Benefits of becoming a mentor
While the incubator program is an advantage for farmers like Patterson, mentorship is a two-way street. Ethos Health reaps some benefits from having young farmers in the program; it's not just about the big-picture benefits of growing the small-scale organic farming movement, but also the day-to-day operations of Ethos Health itself.
"What we're hoping to do here is expand the program as more land becomes available," Pugliese said, adding that a large field currently leased to a conventional farmer will soon return under Ethos' management. "It's too much land for us to manage on our own at this point without significant investment in more infrastructure and equipment."

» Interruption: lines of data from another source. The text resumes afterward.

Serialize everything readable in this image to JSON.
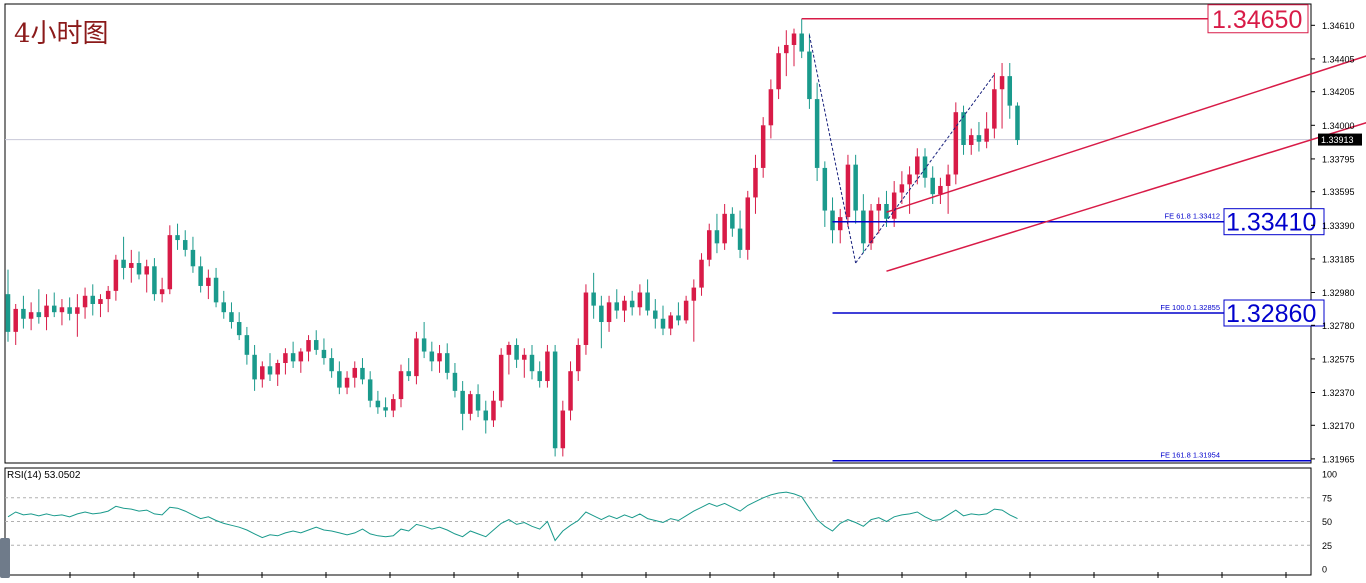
{
  "chart_data": {
    "type": "candlestick",
    "title": "4小时图",
    "price_axis": {
      "ticks": [
        1.3461,
        1.34405,
        1.34205,
        1.34,
        1.33795,
        1.33595,
        1.3339,
        1.33185,
        1.3298,
        1.3278,
        1.32575,
        1.3237,
        1.3217,
        1.31965
      ],
      "tick_labels": [
        "1.34610",
        "1.34405",
        "1.34205",
        "1.34000",
        "1.33795",
        "1.33595",
        "1.33390",
        "1.33185",
        "1.32980",
        "1.32780",
        "1.32575",
        "1.32370",
        "1.32170",
        "1.31965"
      ],
      "range": [
        1.3194,
        1.3474
      ],
      "current_price": 1.33913,
      "current_price_label": "1.33913"
    },
    "colors": {
      "bull": "#d81b47",
      "bear": "#1a9a8c",
      "fe_line": "#0000cc",
      "channel": "#d81b47",
      "rsi_line": "#1a9a8c",
      "current_price_bg": "#000000"
    },
    "candles": [
      [
        1.3297,
        1.3312,
        1.3268,
        1.3274
      ],
      [
        1.3274,
        1.3291,
        1.3266,
        1.3288
      ],
      [
        1.3288,
        1.3296,
        1.3276,
        1.3282
      ],
      [
        1.3282,
        1.3292,
        1.3275,
        1.3286
      ],
      [
        1.3286,
        1.33,
        1.3279,
        1.3283
      ],
      [
        1.3283,
        1.3297,
        1.3275,
        1.329
      ],
      [
        1.329,
        1.3298,
        1.3283,
        1.3286
      ],
      [
        1.3286,
        1.3294,
        1.3278,
        1.3289
      ],
      [
        1.3289,
        1.3295,
        1.3281,
        1.3285
      ],
      [
        1.3285,
        1.3297,
        1.3271,
        1.3289
      ],
      [
        1.3289,
        1.3301,
        1.3282,
        1.3296
      ],
      [
        1.3296,
        1.3303,
        1.3284,
        1.3291
      ],
      [
        1.3291,
        1.3297,
        1.3283,
        1.3294
      ],
      [
        1.3294,
        1.3302,
        1.3286,
        1.3299
      ],
      [
        1.3299,
        1.3321,
        1.3293,
        1.3318
      ],
      [
        1.3318,
        1.3332,
        1.3306,
        1.3313
      ],
      [
        1.3313,
        1.3324,
        1.3304,
        1.3316
      ],
      [
        1.3316,
        1.3323,
        1.3306,
        1.3309
      ],
      [
        1.3309,
        1.3318,
        1.3298,
        1.3314
      ],
      [
        1.3314,
        1.3319,
        1.3293,
        1.3297
      ],
      [
        1.3297,
        1.3307,
        1.3292,
        1.33
      ],
      [
        1.33,
        1.3339,
        1.3297,
        1.3333
      ],
      [
        1.3333,
        1.334,
        1.3324,
        1.333
      ],
      [
        1.333,
        1.3336,
        1.332,
        1.3324
      ],
      [
        1.3324,
        1.3332,
        1.331,
        1.3314
      ],
      [
        1.3314,
        1.332,
        1.3298,
        1.3302
      ],
      [
        1.3302,
        1.3312,
        1.3294,
        1.3307
      ],
      [
        1.3307,
        1.3313,
        1.3289,
        1.3292
      ],
      [
        1.3292,
        1.3299,
        1.3282,
        1.3286
      ],
      [
        1.3286,
        1.3292,
        1.3276,
        1.328
      ],
      [
        1.328,
        1.3286,
        1.3269,
        1.3272
      ],
      [
        1.3272,
        1.3277,
        1.3254,
        1.326
      ],
      [
        1.326,
        1.3266,
        1.3238,
        1.3245
      ],
      [
        1.3245,
        1.3256,
        1.324,
        1.3253
      ],
      [
        1.3253,
        1.3261,
        1.3244,
        1.3248
      ],
      [
        1.3248,
        1.3257,
        1.3241,
        1.3255
      ],
      [
        1.3255,
        1.3264,
        1.3248,
        1.3261
      ],
      [
        1.3261,
        1.3268,
        1.3252,
        1.3256
      ],
      [
        1.3256,
        1.3264,
        1.3249,
        1.3262
      ],
      [
        1.3262,
        1.3272,
        1.3256,
        1.3269
      ],
      [
        1.3269,
        1.3275,
        1.326,
        1.3263
      ],
      [
        1.3263,
        1.327,
        1.3254,
        1.3258
      ],
      [
        1.3258,
        1.3264,
        1.3246,
        1.325
      ],
      [
        1.325,
        1.3256,
        1.3236,
        1.324
      ],
      [
        1.324,
        1.325,
        1.3236,
        1.3246
      ],
      [
        1.3246,
        1.3256,
        1.324,
        1.3252
      ],
      [
        1.3252,
        1.3258,
        1.3242,
        1.3245
      ],
      [
        1.3245,
        1.325,
        1.3228,
        1.3232
      ],
      [
        1.3232,
        1.3238,
        1.3224,
        1.3228
      ],
      [
        1.3228,
        1.3234,
        1.3222,
        1.3226
      ],
      [
        1.3226,
        1.3236,
        1.3222,
        1.3233
      ],
      [
        1.3233,
        1.3254,
        1.3228,
        1.325
      ],
      [
        1.325,
        1.3258,
        1.3244,
        1.3247
      ],
      [
        1.3247,
        1.3274,
        1.3242,
        1.327
      ],
      [
        1.327,
        1.328,
        1.3258,
        1.3262
      ],
      [
        1.3262,
        1.3268,
        1.325,
        1.3256
      ],
      [
        1.3256,
        1.3266,
        1.3249,
        1.3261
      ],
      [
        1.3261,
        1.3267,
        1.3245,
        1.3249
      ],
      [
        1.3249,
        1.3255,
        1.3234,
        1.3238
      ],
      [
        1.3238,
        1.3244,
        1.3214,
        1.3224
      ],
      [
        1.3224,
        1.3238,
        1.322,
        1.3236
      ],
      [
        1.3236,
        1.3242,
        1.3222,
        1.3226
      ],
      [
        1.3226,
        1.3232,
        1.3212,
        1.322
      ],
      [
        1.322,
        1.3238,
        1.3216,
        1.3232
      ],
      [
        1.3232,
        1.3264,
        1.3228,
        1.326
      ],
      [
        1.326,
        1.3268,
        1.3248,
        1.3266
      ],
      [
        1.3266,
        1.327,
        1.3252,
        1.3257
      ],
      [
        1.3257,
        1.3264,
        1.3246,
        1.326
      ],
      [
        1.326,
        1.3266,
        1.3245,
        1.325
      ],
      [
        1.325,
        1.3256,
        1.324,
        1.3244
      ],
      [
        1.3244,
        1.3266,
        1.324,
        1.3262
      ],
      [
        1.3262,
        1.3266,
        1.3198,
        1.3203
      ],
      [
        1.3203,
        1.3232,
        1.3198,
        1.3226
      ],
      [
        1.3226,
        1.3256,
        1.322,
        1.325
      ],
      [
        1.325,
        1.327,
        1.3244,
        1.3266
      ],
      [
        1.3266,
        1.3303,
        1.326,
        1.3298
      ],
      [
        1.3298,
        1.331,
        1.3282,
        1.329
      ],
      [
        1.329,
        1.3296,
        1.3264,
        1.328
      ],
      [
        1.328,
        1.3296,
        1.3274,
        1.3292
      ],
      [
        1.3292,
        1.33,
        1.3282,
        1.3287
      ],
      [
        1.3287,
        1.3296,
        1.328,
        1.3293
      ],
      [
        1.3293,
        1.3299,
        1.3284,
        1.3289
      ],
      [
        1.3289,
        1.3303,
        1.3284,
        1.3298
      ],
      [
        1.3298,
        1.3306,
        1.3284,
        1.3287
      ],
      [
        1.3287,
        1.3294,
        1.3276,
        1.3282
      ],
      [
        1.3282,
        1.329,
        1.3272,
        1.3276
      ],
      [
        1.3276,
        1.3286,
        1.3272,
        1.3284
      ],
      [
        1.3284,
        1.3292,
        1.3278,
        1.3281
      ],
      [
        1.3281,
        1.3296,
        1.3279,
        1.3293
      ],
      [
        1.3293,
        1.3306,
        1.3268,
        1.3301
      ],
      [
        1.3301,
        1.3322,
        1.3296,
        1.3318
      ],
      [
        1.3318,
        1.334,
        1.3314,
        1.3336
      ],
      [
        1.3336,
        1.3346,
        1.3322,
        1.3328
      ],
      [
        1.3328,
        1.3352,
        1.3324,
        1.3346
      ],
      [
        1.3346,
        1.335,
        1.3332,
        1.3337
      ],
      [
        1.3337,
        1.3348,
        1.3319,
        1.3324
      ],
      [
        1.3324,
        1.336,
        1.3318,
        1.3356
      ],
      [
        1.3356,
        1.3382,
        1.3346,
        1.3374
      ],
      [
        1.3374,
        1.3405,
        1.3368,
        1.34
      ],
      [
        1.34,
        1.3428,
        1.3392,
        1.3422
      ],
      [
        1.3422,
        1.3448,
        1.3416,
        1.3444
      ],
      [
        1.3444,
        1.3458,
        1.343,
        1.3449
      ],
      [
        1.3449,
        1.3459,
        1.3436,
        1.3456
      ],
      [
        1.3456,
        1.3465,
        1.3441,
        1.3445
      ],
      [
        1.3445,
        1.3456,
        1.341,
        1.3416
      ],
      [
        1.3416,
        1.3426,
        1.3366,
        1.3374
      ],
      [
        1.3374,
        1.3378,
        1.3338,
        1.3348
      ],
      [
        1.3348,
        1.3356,
        1.3328,
        1.3336
      ],
      [
        1.3336,
        1.3349,
        1.3328,
        1.3344
      ],
      [
        1.3344,
        1.3382,
        1.3338,
        1.3376
      ],
      [
        1.3376,
        1.3382,
        1.334,
        1.3348
      ],
      [
        1.3348,
        1.3358,
        1.3322,
        1.3328
      ],
      [
        1.3328,
        1.3352,
        1.3324,
        1.3348
      ],
      [
        1.3348,
        1.3356,
        1.3334,
        1.3352
      ],
      [
        1.3352,
        1.336,
        1.3338,
        1.3343
      ],
      [
        1.3343,
        1.3366,
        1.3338,
        1.3359
      ],
      [
        1.3359,
        1.3372,
        1.3352,
        1.3364
      ],
      [
        1.3364,
        1.3375,
        1.3346,
        1.337
      ],
      [
        1.337,
        1.3386,
        1.3364,
        1.3381
      ],
      [
        1.3381,
        1.3386,
        1.3362,
        1.3368
      ],
      [
        1.3368,
        1.3375,
        1.3352,
        1.3358
      ],
      [
        1.3358,
        1.3368,
        1.3352,
        1.3363
      ],
      [
        1.3363,
        1.3376,
        1.3346,
        1.337
      ],
      [
        1.337,
        1.3414,
        1.3364,
        1.3408
      ],
      [
        1.3408,
        1.3412,
        1.3382,
        1.3388
      ],
      [
        1.3388,
        1.3398,
        1.3382,
        1.3394
      ],
      [
        1.3394,
        1.3402,
        1.3384,
        1.339
      ],
      [
        1.339,
        1.3408,
        1.3386,
        1.3398
      ],
      [
        1.3398,
        1.3432,
        1.3392,
        1.3422
      ],
      [
        1.3422,
        1.3438,
        1.3398,
        1.343
      ],
      [
        1.343,
        1.3438,
        1.3404,
        1.3412
      ],
      [
        1.3412,
        1.3414,
        1.3388,
        1.3391
      ]
    ],
    "fe_levels": [
      {
        "label": "FE 61.8  1.33412",
        "price": 1.33412,
        "box_label": "1.33410"
      },
      {
        "label": "FE 100.0  1.32855",
        "price": 1.32855,
        "box_label": "1.32860"
      },
      {
        "label": "FE 161.8  1.31954",
        "price": 1.31954,
        "box_label": ""
      }
    ],
    "resistance": {
      "price": 1.3465,
      "box_label": "1.34650"
    },
    "channel": {
      "upper": [
        [
          39,
          1.3347
        ],
        [
          105,
          1.3448
        ]
      ],
      "lower": [
        [
          39,
          1.3311
        ],
        [
          105,
          1.3407
        ]
      ]
    },
    "zigzag": [
      [
        104,
        1.3455
      ],
      [
        110,
        1.3316
      ],
      [
        128,
        1.3431
      ]
    ],
    "rsi": {
      "label": "RSI(14) 53.0502",
      "levels": [
        75,
        50,
        25
      ],
      "tick_labels": [
        "100",
        "75",
        "50",
        "25",
        "0"
      ],
      "range": [
        0,
        100
      ],
      "values": [
        55,
        60,
        57,
        58,
        56,
        58,
        56,
        57,
        55,
        58,
        60,
        58,
        59,
        61,
        66,
        64,
        63,
        61,
        62,
        58,
        57,
        65,
        64,
        61,
        57,
        53,
        55,
        51,
        48,
        46,
        44,
        41,
        37,
        33,
        36,
        35,
        38,
        40,
        38,
        41,
        44,
        41,
        40,
        38,
        36,
        38,
        42,
        37,
        35,
        34,
        35,
        42,
        40,
        47,
        45,
        42,
        44,
        41,
        37,
        34,
        40,
        37,
        34,
        41,
        48,
        52,
        47,
        49,
        45,
        42,
        50,
        30,
        40,
        46,
        51,
        60,
        56,
        52,
        56,
        53,
        57,
        54,
        58,
        53,
        51,
        49,
        53,
        51,
        56,
        61,
        65,
        69,
        66,
        69,
        65,
        61,
        67,
        71,
        75,
        78,
        80,
        81,
        79,
        76,
        64,
        52,
        45,
        40,
        48,
        52,
        49,
        45,
        52,
        54,
        50,
        55,
        57,
        58,
        60,
        55,
        51,
        52,
        57,
        62,
        56,
        58,
        57,
        58,
        63,
        62,
        57,
        53
      ]
    }
  }
}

Bringing more farmers into the fold to launch their own businesses on that land would not only benefit the startups, but also help Ethos Health manage the property. Moreover, it would begin the yearslong process of rebuilding the soil's health, which Pugliese said is a top priority for getting the land back into sustainable food production.
"It's helpful for us," she said. "It begins to form more of a community in this area and hopefully a healthy, clean, vibrant food shed, which benefits everyone. And if we can help create this area and our farm as a place known where healthy food is grown, that, of course, is great for [Ethos Health] as well."
Small business mentorship a win-win
Farming might be a unique business, but mentorship is a win-win relationship for the teacher and student in any industry. Research from Kabbage finds that 92 percent of small business owners believe mentors have a big impact on growth and 89 percent of entrepreneurs wish they had a mentor from the beginning of their business. The study also found that 61 percent of small business owners go on to mentor others, with 58 percent focusing their efforts on younger entrepreneurs.
The results are clear: The mentored business owners learn the ropes and receive critical advice based on experience, as well as help dealing with logistics and byzantine regulatory considerations. Mentors, in return, build on their personal brands as thought leaders, expand their networks and pass on their ways of life to a new generation. When veterans and young entrepreneurs get together to share their knowledge and ideas, it's a recipe for success.